The Handycam DCR-SR68 is Sony's entry-level hard-drive-based standard-definition camcorder. The main attractions are its small size, large storage capacity, and megazoom lens, all at a sub-$350 price. It's also fairly easy to use out of the box; despite what is seemingly a never-ending menu system, there aren't a lot of shooting options. However, as with most camcorders in its class, the video results are mediocre--especially if you're watching them full screen on a large HDTV or are used to the detail of high-definition content.
If you're not terribly concerned with video quality and want a reasonably priced camcorder that's easy to use, has a megazoom lens, and can fit in a coat pocket, this Sony is worth checking out. If 80GB of storage isn't enough for you, spend $50 more on the DCR-SR88, which is identical to the SR68, but has a 120GB hard drive.
|Key specs||Sony Handycam DCR-SR68/SR88|
|Price (MSRP)||SR68, $349.99; SR88, $399.99|
|Dimensions (HWD)||2.2x2.6x4.1 inches|
|Weight (with battery and media)||11 ounces|
|Storage capacity, type||SR68, 80GB hard drive; SR88, 120GB hard drive; Memory Stick Pro Duo, SD/SDHC cards|
|Resolution, sensor size, type||680K pixels, 1/8-inch CCD|
|LCD size, resolution||2.7-inch LCD, 230K pixels (touch screen)|
|Lens (zoom, aperture, focal length)||60x, f1.8-6.0, 39-2,340mm (16:9), 44-2,640mm (4:3) (35mm equivalent)|
|Minimum illumination||3 lux (1/30-second shutter speed)|
|File format (video, audio)||MPEG-2 (.MPG), Dolby Digital 2-channel stereo|
|Resolution (video/photo)||720x480 (9Mbps)/640x480|
|Recording time at highest quality||20 hours and 33 minutes|
|Image stabilization type||Electronic|
|Battery type, rated life (typical)||Li ion rechargeable, 45 minutes|
|Included software||Sony Picture Motion Browser (Windows only)|
Available in blue, silver, and red versions, the SR68/SR88 (the SR88 is silver only) is an attractive little camcorder. Its physical controls are textbook camcorder design with a start/stop button at the back and zoom rocker up top in front of a shutter release for snapshots in Photo mode. The whole package is roughly the size of a soda can. The hand strap is comfortable if a little low and because hard drives have become so small and light, there's barely a bump encasing it, making the body mostly lens. On the top left of the hard drive is a small door hiding a power input. The battery gets charged while attached to the camcorder.

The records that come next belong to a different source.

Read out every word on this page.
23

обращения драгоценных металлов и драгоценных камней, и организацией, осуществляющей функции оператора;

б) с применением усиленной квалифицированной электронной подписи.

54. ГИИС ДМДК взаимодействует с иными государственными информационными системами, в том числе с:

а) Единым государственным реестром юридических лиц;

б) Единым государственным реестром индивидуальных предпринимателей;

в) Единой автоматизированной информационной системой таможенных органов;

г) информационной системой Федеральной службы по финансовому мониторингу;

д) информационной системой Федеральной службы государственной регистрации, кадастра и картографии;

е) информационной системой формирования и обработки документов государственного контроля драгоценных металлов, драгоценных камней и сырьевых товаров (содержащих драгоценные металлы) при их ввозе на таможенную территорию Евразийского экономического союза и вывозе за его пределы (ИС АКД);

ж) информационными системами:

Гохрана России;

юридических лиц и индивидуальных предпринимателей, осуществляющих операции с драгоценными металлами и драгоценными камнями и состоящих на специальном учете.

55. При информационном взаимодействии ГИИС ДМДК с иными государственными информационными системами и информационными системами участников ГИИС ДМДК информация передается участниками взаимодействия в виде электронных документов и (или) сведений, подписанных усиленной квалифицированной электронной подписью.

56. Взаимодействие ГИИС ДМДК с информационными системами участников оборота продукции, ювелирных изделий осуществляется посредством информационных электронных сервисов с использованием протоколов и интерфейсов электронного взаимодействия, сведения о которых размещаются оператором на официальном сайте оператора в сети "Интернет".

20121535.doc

The battery juts from the back; above it is a button for switching between photo and video modes. Below the battery on the bottom of the camcorder is a card slot that supports both Memory Stick Pro Duo and SD/SDHC cards. Up front below the lens is a small door hiding a proprietary AV output; a composite cable is included, but an S-Video cable is available. A slider on the right side of the lens opens and closes the lens cover; using it once your hand is under the strap is awkward.

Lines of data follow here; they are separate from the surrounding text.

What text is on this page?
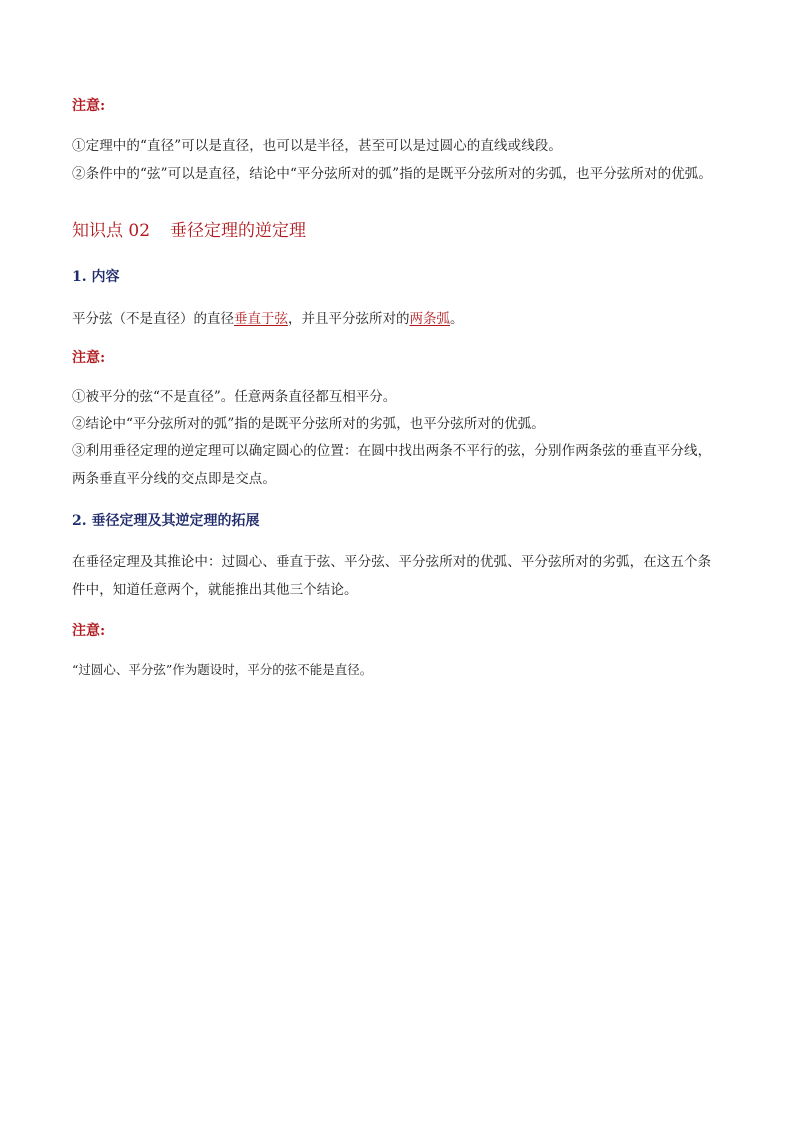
注意:
①定理中的“直径”可以是直径，也可以是半径，甚至可以是过圆心的直线或线段。
②条件中的“弦”可以是直径，结论中“平分弦所对的弧”指的是既平分弦所对的劣弧，也平分弦所对的优弧。
知识点 02 垂径定理的逆定理
1. 内容
平分弦（不是直径）的直径垂直于弦，并且平分弦所对的两条弧。
注意:
①被平分的弦“不是直径”。任意两条直径都互相平分。
②结论中“平分弦所对的弧”指的是既平分弦所对的劣弧，也平分弦所对的优弧。
③利用垂径定理的逆定理可以确定圆心的位置：在圆中找出两条不平行的弦，分别作两条弦的垂直平分线，两条垂直平分线的交点即是交点。
2. 垂径定理及其逆定理的拓展
在垂径定理及其推论中：过圆心、垂直于弦、平分弦、平分弦所对的优弧、平分弦所对的劣弧，在这五个条件中，知道任意两个，就能推出其他三个结论。
注意:
“过圆心、平分弦”作为题设时，平分的弦不能是直径。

Flip open the touch-screen display (there is no viewfinder), and you'll find two rows of buttons in the body cavity for power; backlight compensation; direct-to-DVD recording using Sony's $149 VRD-P1 DVDirect DVD burner; turning on and off an LED lamp under the lens; and changing over to Playback mode. The last of the I/O ports are in this cavity, too: an uncovered Mini-USB port.

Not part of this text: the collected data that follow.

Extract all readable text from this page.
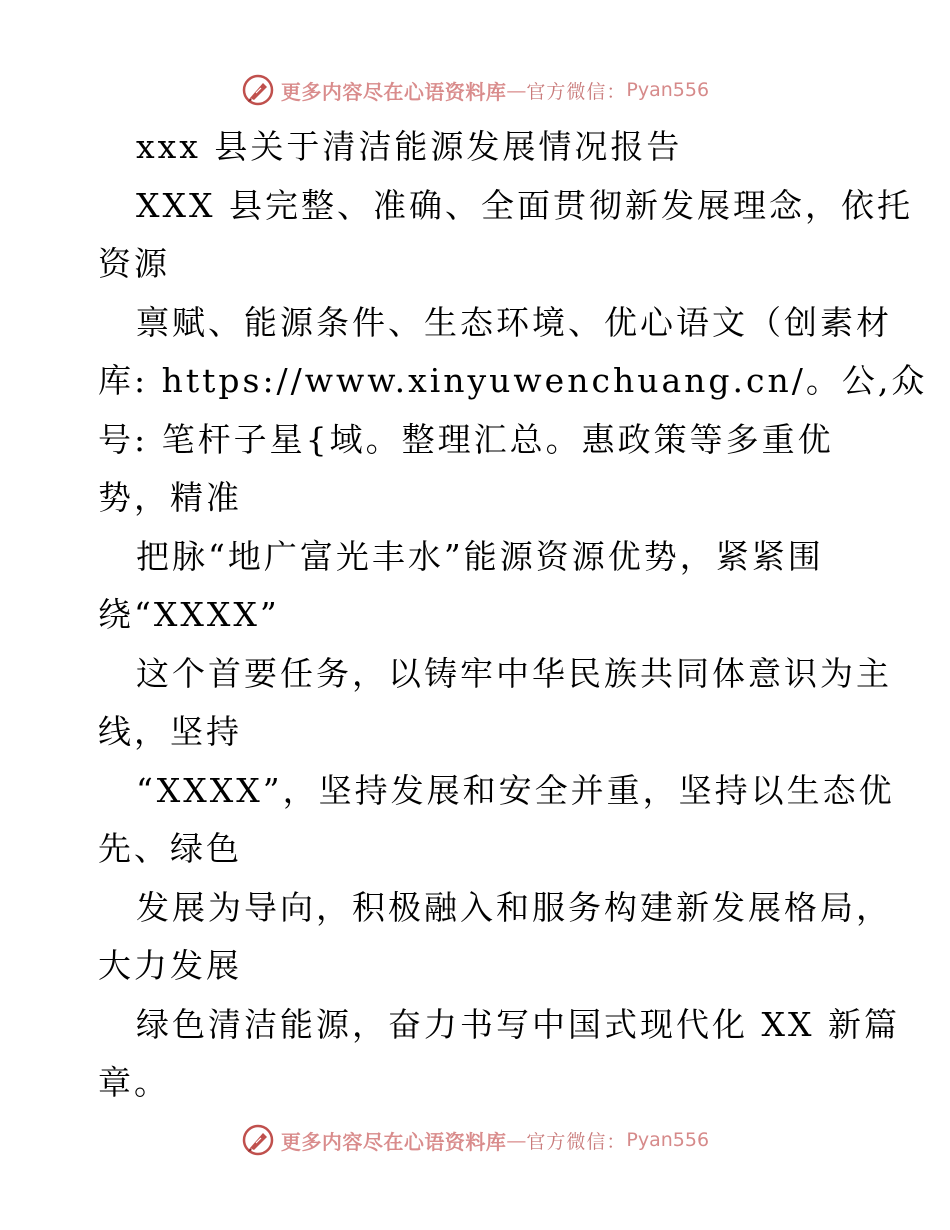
更多内容尽在心语资料库 — 官方微信： Pyan556
xxx 县关于清洁能源发展情况报告
XXX 县完整、准确、全面贯彻新发展理念，依托
资源
禀赋、能源条件、生态环境、优心语文（创素材
库: https://www.xinyuwenchuang.cn/。公,众
号: 笔杆子星{域。整理汇总。惠政策等多重优
势，精准
把脉“地广富光丰水”能源资源优势，紧紧围
绕“XXXX”
这个首要任务，以铸牢中华民族共同体意识为主
线，坚持
“XXXX”，坚持发展和安全并重，坚持以生态优
先、绿色
发展为导向，积极融入和服务构建新发展格局，
大力发展
绿色清洁能源，奋力书写中国式现代化 XX 新篇
章。
更多内容尽在心语资料库 — 官方微信： Pyan556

The touch screen is nice and sharp compared to other models in its class. On the left edge of the screen there are virtual buttons for controlling the zoom lens and starting and stopping recordings; very helpful if you're shooting at a low angle or on a tripod. The touch-based menu system is good for those who don't make a lot of changes. In other words, it's responsive, but because all of the options are in one long row, it can feel like the list goes on forever. At least Sony lets you configure an opening menu screen with six items you frequently adjust.
For those of you attracted to the megazoom lens, be warned: the camcorder is very difficult to hold still when shooting one-handed. To get the best results, it really needs to be on a tripod or some other stable support. Also, Sony went with electronic image stabilization, which is better than nothing, but won't come close to keeping your movies from being a shaky mess with the lens extended.